Radiata pine genome – draft assembly completed

In a world first, scientists have completed a draft assembly of the radiata pine genome. This marks the beginning of a new era of precision forestry for a critically important species.

Dr Emily Telfer, who leads the project, says, “The completion of the genome assembly means that we now have an instruction book for how a radiata tree grows, it’s the foundation we need to begin the task of deciphering what each of the base pairs of DNA relates to in physical terms."

At 25 billion base pairs, the radiata pine genome is eight times bigger than the human genome. Following assembly, the next steps are to understand each piece of the genome and the role it plays in tree growth and resilience.

The sheer size of the genome was a large challenge to researchers, including Dr Richard Winkworth from Massey University who helped put the pieces together. Emily says, “This is not the kind of problem we could fix by throwing resources at. We had to come up with a way to segment the genome, process it and put it back together again.”

Armed with this knowledge, the forestry industry could breed trees with their desired characteristics – hastening the current method of selective breeding that can take decades to produce superior trees. Once geneticists understand the genome better, that will all change. “We could breed a whole range of different trees - from construction timber to biofuels.”

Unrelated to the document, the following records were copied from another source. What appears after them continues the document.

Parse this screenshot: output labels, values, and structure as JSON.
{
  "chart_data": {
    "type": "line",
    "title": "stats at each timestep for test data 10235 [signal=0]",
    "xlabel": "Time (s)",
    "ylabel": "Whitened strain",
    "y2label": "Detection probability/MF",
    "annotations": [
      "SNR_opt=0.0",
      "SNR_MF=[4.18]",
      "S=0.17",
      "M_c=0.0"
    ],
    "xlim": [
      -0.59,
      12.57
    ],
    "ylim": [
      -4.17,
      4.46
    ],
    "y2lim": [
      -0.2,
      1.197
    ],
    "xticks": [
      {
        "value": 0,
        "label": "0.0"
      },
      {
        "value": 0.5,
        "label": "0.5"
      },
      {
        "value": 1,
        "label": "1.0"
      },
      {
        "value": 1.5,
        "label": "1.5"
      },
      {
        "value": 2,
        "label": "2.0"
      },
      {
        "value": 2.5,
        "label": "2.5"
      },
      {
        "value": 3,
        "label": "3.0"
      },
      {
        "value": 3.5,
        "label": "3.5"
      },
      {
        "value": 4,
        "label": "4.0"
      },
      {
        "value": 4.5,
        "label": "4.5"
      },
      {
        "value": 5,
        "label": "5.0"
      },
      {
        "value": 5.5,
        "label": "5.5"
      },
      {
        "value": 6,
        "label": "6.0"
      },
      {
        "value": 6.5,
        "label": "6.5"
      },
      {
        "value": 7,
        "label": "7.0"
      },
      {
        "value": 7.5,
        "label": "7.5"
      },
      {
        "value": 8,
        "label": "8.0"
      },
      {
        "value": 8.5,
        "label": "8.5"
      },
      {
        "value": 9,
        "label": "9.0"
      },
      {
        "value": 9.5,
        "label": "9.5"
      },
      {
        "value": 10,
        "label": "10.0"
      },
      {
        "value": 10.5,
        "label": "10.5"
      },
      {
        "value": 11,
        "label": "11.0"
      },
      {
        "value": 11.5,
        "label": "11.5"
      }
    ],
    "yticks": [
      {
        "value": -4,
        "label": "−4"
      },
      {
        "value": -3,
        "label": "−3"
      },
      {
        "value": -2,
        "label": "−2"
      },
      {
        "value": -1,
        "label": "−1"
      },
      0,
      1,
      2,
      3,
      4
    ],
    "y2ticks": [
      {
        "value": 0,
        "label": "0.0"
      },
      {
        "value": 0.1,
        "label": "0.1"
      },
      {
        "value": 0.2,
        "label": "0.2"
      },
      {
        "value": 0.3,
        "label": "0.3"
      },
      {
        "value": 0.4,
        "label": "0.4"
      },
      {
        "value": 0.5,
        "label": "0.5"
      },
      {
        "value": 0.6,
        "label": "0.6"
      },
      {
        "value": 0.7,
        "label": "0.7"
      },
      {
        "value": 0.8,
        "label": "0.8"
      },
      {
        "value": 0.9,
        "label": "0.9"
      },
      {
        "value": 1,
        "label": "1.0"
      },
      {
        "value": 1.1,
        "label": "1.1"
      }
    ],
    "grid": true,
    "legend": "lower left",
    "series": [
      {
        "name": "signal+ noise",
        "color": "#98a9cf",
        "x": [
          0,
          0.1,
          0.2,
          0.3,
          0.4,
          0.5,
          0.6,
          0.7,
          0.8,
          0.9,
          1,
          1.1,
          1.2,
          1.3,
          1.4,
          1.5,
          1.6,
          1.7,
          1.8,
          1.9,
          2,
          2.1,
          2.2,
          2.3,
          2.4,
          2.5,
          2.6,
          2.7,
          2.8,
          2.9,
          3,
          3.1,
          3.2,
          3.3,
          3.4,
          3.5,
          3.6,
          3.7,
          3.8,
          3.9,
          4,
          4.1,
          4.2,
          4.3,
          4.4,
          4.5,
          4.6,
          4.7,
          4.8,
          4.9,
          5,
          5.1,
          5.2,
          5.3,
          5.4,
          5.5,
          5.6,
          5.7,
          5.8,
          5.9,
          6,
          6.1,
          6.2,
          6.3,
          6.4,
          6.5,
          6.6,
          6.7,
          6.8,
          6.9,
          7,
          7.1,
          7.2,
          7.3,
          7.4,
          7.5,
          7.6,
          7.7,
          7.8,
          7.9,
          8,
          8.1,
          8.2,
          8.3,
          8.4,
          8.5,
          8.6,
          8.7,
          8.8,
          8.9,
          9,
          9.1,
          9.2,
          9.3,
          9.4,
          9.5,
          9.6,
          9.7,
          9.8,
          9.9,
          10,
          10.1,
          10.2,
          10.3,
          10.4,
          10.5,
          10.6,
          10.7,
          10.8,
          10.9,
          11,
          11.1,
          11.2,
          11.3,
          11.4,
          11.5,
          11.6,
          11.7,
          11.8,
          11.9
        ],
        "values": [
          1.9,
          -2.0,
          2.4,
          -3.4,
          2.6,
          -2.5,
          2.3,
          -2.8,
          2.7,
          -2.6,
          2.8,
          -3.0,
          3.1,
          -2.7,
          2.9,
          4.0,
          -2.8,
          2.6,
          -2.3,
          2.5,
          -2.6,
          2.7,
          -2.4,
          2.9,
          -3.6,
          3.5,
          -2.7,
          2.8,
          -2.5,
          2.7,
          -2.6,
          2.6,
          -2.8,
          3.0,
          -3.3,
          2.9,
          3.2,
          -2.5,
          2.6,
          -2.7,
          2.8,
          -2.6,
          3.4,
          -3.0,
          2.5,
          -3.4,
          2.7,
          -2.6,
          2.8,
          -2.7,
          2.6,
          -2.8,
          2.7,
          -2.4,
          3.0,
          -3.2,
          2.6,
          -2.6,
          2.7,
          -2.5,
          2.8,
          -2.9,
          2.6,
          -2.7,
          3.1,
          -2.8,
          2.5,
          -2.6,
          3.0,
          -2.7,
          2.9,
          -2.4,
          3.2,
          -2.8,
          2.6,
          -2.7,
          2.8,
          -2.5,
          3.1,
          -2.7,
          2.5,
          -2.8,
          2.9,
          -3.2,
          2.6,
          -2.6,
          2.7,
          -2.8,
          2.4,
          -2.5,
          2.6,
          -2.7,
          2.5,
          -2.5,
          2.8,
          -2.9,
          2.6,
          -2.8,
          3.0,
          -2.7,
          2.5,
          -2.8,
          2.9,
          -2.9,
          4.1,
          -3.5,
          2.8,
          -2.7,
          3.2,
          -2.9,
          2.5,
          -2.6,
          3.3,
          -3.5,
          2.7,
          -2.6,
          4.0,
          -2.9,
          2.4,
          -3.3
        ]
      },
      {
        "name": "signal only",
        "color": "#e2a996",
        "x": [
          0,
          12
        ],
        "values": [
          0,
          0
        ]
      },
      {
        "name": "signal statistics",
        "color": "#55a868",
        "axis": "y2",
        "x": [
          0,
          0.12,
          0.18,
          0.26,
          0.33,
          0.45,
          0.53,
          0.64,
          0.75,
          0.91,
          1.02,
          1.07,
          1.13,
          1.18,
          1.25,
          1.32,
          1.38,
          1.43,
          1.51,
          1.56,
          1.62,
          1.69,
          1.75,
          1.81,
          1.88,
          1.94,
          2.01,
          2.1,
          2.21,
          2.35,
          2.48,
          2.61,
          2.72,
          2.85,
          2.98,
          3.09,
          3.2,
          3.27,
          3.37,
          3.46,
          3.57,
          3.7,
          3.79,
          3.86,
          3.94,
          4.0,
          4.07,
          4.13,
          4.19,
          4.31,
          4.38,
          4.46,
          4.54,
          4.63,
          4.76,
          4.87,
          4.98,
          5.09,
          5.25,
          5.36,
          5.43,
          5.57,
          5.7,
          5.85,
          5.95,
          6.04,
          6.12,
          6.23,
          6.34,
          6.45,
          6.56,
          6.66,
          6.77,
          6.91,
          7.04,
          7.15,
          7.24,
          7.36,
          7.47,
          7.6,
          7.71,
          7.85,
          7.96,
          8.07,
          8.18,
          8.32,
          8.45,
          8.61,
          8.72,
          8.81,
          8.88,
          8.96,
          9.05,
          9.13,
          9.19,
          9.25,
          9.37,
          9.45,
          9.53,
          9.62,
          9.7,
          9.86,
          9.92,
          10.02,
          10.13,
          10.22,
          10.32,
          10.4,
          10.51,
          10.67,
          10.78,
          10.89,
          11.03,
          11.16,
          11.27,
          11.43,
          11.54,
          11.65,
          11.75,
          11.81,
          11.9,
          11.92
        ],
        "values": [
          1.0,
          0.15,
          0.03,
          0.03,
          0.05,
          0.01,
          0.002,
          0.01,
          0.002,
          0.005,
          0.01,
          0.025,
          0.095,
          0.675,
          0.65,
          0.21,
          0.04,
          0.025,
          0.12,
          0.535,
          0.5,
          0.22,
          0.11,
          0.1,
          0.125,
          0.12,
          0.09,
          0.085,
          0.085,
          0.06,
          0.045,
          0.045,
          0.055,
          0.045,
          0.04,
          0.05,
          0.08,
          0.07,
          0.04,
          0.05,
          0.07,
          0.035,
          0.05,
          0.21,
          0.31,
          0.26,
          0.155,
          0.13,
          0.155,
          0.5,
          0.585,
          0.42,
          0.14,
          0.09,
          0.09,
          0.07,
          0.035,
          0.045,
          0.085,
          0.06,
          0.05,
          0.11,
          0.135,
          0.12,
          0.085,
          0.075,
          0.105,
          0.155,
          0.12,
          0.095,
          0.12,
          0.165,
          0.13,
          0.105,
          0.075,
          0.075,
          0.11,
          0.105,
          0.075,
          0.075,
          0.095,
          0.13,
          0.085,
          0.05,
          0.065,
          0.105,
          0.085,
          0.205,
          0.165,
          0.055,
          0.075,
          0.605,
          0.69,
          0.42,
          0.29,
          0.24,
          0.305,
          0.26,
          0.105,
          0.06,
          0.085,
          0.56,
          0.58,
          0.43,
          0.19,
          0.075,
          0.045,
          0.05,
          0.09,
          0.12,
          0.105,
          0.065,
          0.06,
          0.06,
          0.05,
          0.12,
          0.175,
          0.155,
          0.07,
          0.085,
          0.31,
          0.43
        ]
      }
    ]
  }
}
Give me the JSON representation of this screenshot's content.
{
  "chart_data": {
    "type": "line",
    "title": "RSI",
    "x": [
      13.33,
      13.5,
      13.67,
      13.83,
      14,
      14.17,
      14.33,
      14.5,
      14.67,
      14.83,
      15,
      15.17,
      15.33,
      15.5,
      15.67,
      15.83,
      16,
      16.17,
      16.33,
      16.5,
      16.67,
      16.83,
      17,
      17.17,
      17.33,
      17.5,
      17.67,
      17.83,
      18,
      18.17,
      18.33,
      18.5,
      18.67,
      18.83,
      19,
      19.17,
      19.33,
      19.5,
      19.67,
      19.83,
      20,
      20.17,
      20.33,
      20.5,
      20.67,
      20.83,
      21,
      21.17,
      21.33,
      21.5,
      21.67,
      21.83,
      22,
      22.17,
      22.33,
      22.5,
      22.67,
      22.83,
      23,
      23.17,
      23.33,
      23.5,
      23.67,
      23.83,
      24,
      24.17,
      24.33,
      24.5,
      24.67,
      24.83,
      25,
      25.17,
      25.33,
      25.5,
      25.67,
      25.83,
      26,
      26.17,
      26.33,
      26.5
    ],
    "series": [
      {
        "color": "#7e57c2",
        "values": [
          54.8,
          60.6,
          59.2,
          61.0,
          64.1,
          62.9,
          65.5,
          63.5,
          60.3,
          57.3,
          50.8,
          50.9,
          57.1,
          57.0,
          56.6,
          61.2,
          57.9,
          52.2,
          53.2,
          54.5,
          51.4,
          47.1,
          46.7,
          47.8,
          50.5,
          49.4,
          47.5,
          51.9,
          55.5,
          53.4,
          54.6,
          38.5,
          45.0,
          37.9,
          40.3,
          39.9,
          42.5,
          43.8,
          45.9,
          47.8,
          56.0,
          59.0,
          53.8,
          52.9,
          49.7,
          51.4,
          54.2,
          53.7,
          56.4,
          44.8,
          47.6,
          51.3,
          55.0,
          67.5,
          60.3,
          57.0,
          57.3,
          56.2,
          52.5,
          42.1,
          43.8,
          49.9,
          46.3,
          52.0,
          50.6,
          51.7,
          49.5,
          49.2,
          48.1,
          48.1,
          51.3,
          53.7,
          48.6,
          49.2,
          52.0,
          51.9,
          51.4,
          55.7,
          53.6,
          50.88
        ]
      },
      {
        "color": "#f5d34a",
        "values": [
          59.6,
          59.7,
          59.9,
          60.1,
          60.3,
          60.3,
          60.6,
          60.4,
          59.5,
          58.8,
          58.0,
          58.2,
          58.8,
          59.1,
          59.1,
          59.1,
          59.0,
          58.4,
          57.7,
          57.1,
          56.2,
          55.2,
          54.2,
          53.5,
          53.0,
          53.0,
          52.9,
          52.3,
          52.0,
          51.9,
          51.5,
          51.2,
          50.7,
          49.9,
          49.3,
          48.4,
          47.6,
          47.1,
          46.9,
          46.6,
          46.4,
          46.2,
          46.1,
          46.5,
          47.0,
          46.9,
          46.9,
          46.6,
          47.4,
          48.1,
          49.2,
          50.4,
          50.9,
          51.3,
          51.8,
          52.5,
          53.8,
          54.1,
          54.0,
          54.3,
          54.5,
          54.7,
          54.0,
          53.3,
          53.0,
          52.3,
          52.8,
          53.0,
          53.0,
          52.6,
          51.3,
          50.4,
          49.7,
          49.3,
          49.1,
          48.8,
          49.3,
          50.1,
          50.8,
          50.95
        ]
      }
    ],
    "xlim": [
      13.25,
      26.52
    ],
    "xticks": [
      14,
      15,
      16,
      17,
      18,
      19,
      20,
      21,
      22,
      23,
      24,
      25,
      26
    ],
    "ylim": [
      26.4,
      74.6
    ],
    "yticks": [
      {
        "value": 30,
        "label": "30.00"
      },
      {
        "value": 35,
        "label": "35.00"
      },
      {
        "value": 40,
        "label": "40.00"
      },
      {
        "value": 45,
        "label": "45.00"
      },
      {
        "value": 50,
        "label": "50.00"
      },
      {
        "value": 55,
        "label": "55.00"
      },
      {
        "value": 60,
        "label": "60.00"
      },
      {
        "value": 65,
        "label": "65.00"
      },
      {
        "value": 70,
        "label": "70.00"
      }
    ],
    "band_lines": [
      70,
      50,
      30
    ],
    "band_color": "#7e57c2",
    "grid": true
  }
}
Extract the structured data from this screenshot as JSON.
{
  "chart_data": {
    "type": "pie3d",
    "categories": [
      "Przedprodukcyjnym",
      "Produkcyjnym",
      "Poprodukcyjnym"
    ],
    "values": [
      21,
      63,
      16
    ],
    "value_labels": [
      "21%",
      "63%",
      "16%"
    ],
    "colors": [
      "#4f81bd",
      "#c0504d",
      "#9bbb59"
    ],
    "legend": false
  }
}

Another major advantage will be in mitigating the effects of climate change and disease. As environments alter with the climate, diseases not previously found in New Zealand may establish here and threaten our forests.  Emily says that thanks to genomics we will be able to identify genes with drought and disease resistance and establish them in the wider population much faster.

The genome assembly will also benefit the international scientific and forest growing community. Radiata is the backbone of New Zealand’s forestry industry, but it is also the most domesticated pine in the world and is grown commercially in Australia, Chile, Spain, and South Africa.

The genome assembly began in 2013 with input and guidance from the international conifer genomics community and was completed in September 2017 using Scion’s newly acquired high-capacity computer server – the largest of its kind undertaking genomics work in New Zealand.

The official announcement on the completion of the genome assembly was made at the Forest Growers Research Conference in Christchurch.